DENVER, Colorado - As Stefan Kuhn and Jenny Crabtree strolled onto the University of Denver campus for Tuesday's presidential debate, they spotted a group of five "hippie chicks" - Greenpeace - wrapped in a massive quilt making political statement that was about 20 yards long.
Yup, they were in the right place - America, where the Body Politic was expressing itself with unbridled enthusiasm.
The two Eagle Valley High School senior journalism students scored media credentials to Mitt Romney's and President Barack Obama's semantic smackdown.
Eagle Valley social studies teacher Ashley Weaver knew a guy who knew a guy and they applied for media credentials. They got the green light last Friday and jumped in the car Wednesday afternoon with journalism teacher Abbie Rittmiller. A few hours later they were up to their raised eyebrows in the DU Debatefest.
Front row seat to the political parade
"It was a pretty good party," Crabtree said. "Before the debate there was a band. People set up their lawn chairs and settled in for the evening. It was a good time, a little like going to a drive-in movie or a movie on the green,"
"It was an eye-opening experience," Kuhn said. "In Eagle County you don't really see people getting involved in politics. People did come together and were excited about change - no matter how they define it. It was great being in the action."
Both write for the Devils Advocate, Eagle Valley's school newspaper, and were in the media pit, at least part of the time.
The DU Debatefest was inside, but outside was where the Body Politic was having the most fun, Kuhn said.
Kuhn and Crabtree wandered outside where all the action was, and where people pretty much behaved themselves, even the media.
"People seemed happy to be there," Crabtree said. "Everyone was dressed in blue or red. I accidentally wore red without even thinking about it. All these Romney people were trying to stalk me. It was an unfortunate day to pick one of those colors."

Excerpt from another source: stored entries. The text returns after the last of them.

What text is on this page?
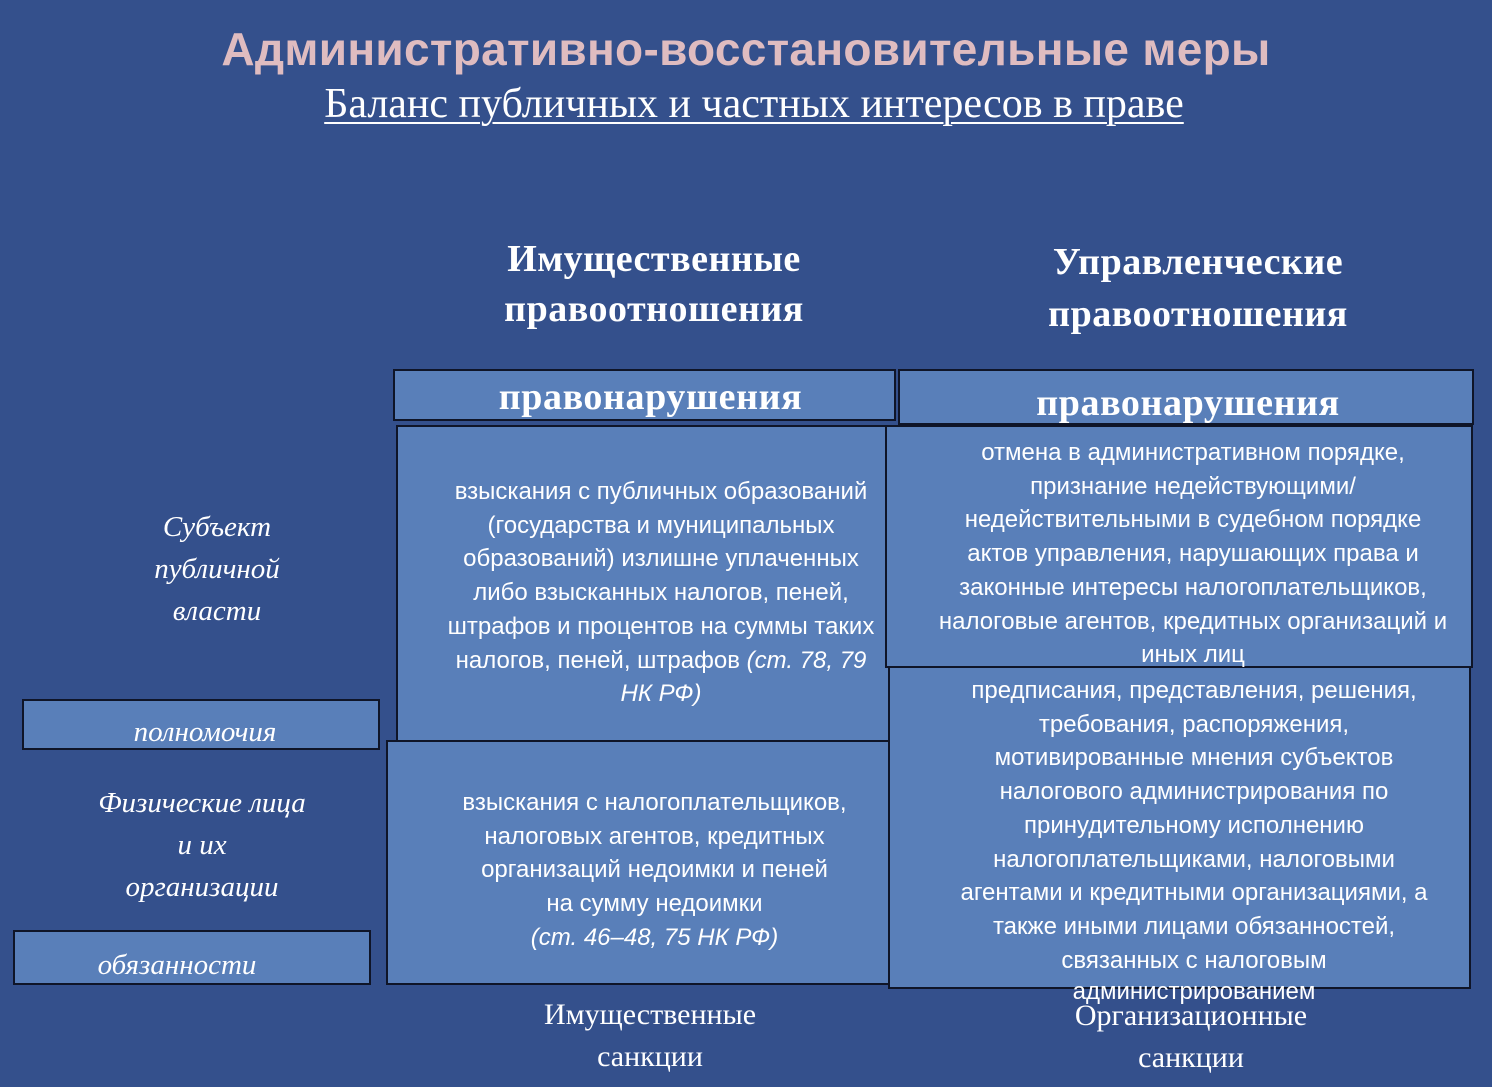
Административно-восстановительные меры
Баланс публичных и частных интересов в праве
Имущественные
правоотношения
Управленческие
правоотношения
правонарушения	правонарушения
Субъект
публичной
власти
полномочия
Физические лица
и их
организации
обязанности
взыскания с публичных образований
(государства и муниципальных
образований) излишне уплаченных
либо взысканных налогов, пеней,
штрафов и процентов на суммы таких
налогов, пеней, штрафов (ст. 78, 79
НК РФ)
взыскания с налогоплательщиков,
налоговых агентов, кредитных
организаций недоимки и пеней
на сумму недоимки
(ст. 46–48, 75 НК РФ)
предписания, представления, решения,
требования, распоряжения,
мотивированные мнения субъектов
налогового администрирования по
принудительному исполнению
налогоплательщиками, налоговыми
агентами и кредитными организациями, а
также иными лицами обязанностей,
связанных с налоговым
администрированием
отмена в административном порядке,
признание недействующими/
недействительными в судебном порядке
актов управления, нарушающих права и
законные интересы налогоплательщиков,
налоговые агентов, кредитных организаций и
иных лиц
Имущественные
санкции
Организационные
санкции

They saw America exercising its freedom of speech in some of the most creative ways.
The Occupy people paraded down the street as Crabtree and Kuhn watched from behind the fence that surrounded the college compound.

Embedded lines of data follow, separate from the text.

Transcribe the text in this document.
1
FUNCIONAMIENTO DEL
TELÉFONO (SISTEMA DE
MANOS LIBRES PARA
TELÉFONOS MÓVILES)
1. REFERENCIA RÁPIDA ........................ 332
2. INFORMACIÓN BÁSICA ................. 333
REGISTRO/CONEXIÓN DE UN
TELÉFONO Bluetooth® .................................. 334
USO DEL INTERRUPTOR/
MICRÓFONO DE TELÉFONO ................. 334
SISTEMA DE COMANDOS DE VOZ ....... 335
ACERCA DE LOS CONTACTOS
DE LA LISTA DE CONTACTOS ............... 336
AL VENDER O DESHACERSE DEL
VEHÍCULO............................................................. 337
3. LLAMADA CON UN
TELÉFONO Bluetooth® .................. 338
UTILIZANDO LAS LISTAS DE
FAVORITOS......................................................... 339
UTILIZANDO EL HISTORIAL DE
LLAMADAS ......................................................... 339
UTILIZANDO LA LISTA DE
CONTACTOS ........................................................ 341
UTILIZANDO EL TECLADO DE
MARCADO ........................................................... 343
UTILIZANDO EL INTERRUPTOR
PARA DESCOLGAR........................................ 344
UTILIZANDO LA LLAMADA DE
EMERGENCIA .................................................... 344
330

"One guy called out to us to get out of our cage and come join them," Crabtree said.
A guy wore a T-shirt promoting communism.
Another guy's T-shirt declared him to be a member of the 1 percent and admonished people to vote Republican.

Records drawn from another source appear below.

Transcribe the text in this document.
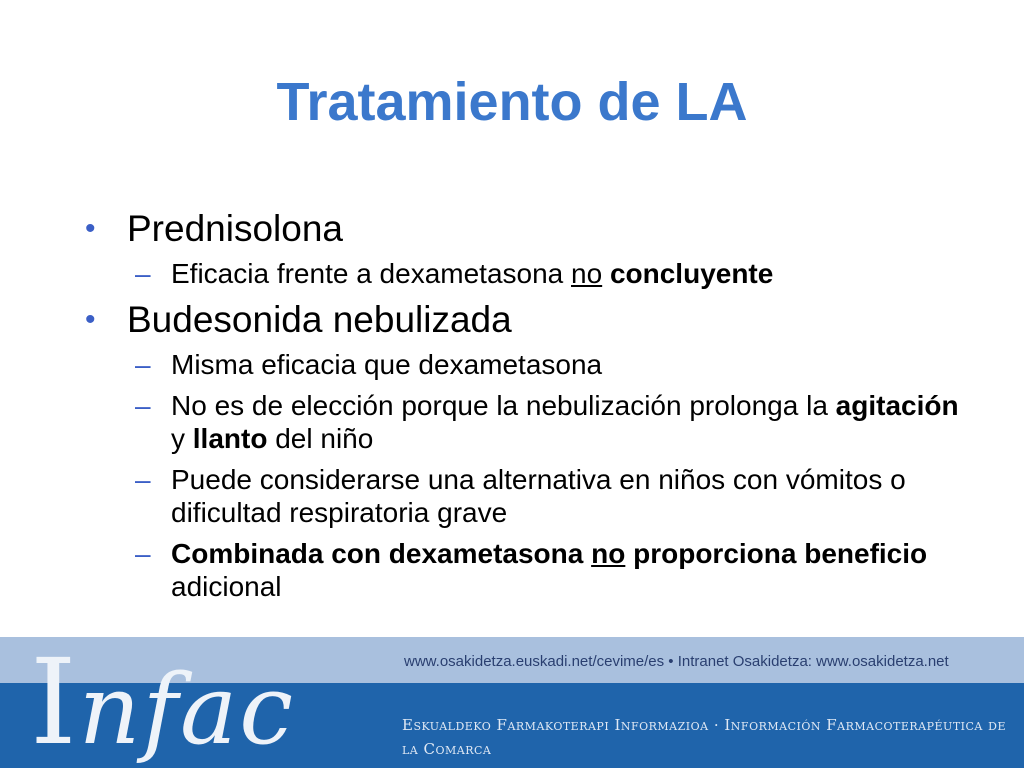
Tratamiento de LA
• Prednisolona
– Eficacia frente a dexametasona no concluyente
• Budesonida nebulizada
– Misma eficacia que dexametasona
– No es de elección porque la nebulización prolonga la agitación y llanto del niño
– Puede considerarse una alternativa en niños con vómitos o dificultad respiratoria grave
– Combinada con dexametasona no proporciona beneficio adicional
Infac	www.osakidetza.euskadi.net/cevime/es • Intranet Osakidetza: www.osakidetza.net
Eskualdeko Farmakoterapi Informazioa · Información Farmacoterapéutica de la Comarca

Then there was the guy dressed like a toilet, making some statement about water conservation.
The Fix the World guy had a tent filled with metal cans, each with a problem that needed immediate attention and implying that if it didn't get it, the world would go unfixed.
"There were lots of external issues that people were trying to get attention for," Kuhn said.
The University of Denver was prepped for political parties to party.
The band The Lumineers played. Denver Mayor Michael Hancock spoke briefly.
People milled around in front of television cameras trying to get on TV. Crabtree and Kuhn managed to get it done - MSNBC behind Chris Matthews.
The Romney faithful apparently got there first and pasted the place with Romney/Ryan signs along the sidewalk.
Obama had more T-shirts, Romney had more signs, Kuhn observed.
People from both sides did the Honk and Wave dance, waving campaign signs at passing pedestrians and traffic, and asking people to vote for Their Guy.
During the debate, people cheered when Their Guy said something pithy and important sounding. Both sides cheered when the candidates said something about Colorado or the University of Denver.
Capitalists from both sides tried to sell T-shirts and souvenirs, as police and security guards kept a close eye on everything.
"We didn't see much outright anger," Kuhn said.
Democracy goes mobile
As they watched the crowd disperse after the debate, Crabtree said she remembered how Aristotle described democracy as the tyranny of the majority. Maybe, maybe not.
Then there's Winston Churchill's observation that democracy is the worst possible form of government, except for all the others.
"I was excited and it made me really want to vote and get involved," Crabtree said. "It was democracy in action. It was a depiction about America itself in that small concentrated area."
Kuhn runs cross country and the Devils are having a great year, so he knows about setting long distance goals and running toward them. Presidential campaigns are like that, he said.
"It was a great experience, a ton of people all excited about the same thing, but from different perspectives," Kuhn said. "I got to see a whole different culture and what the future might hold."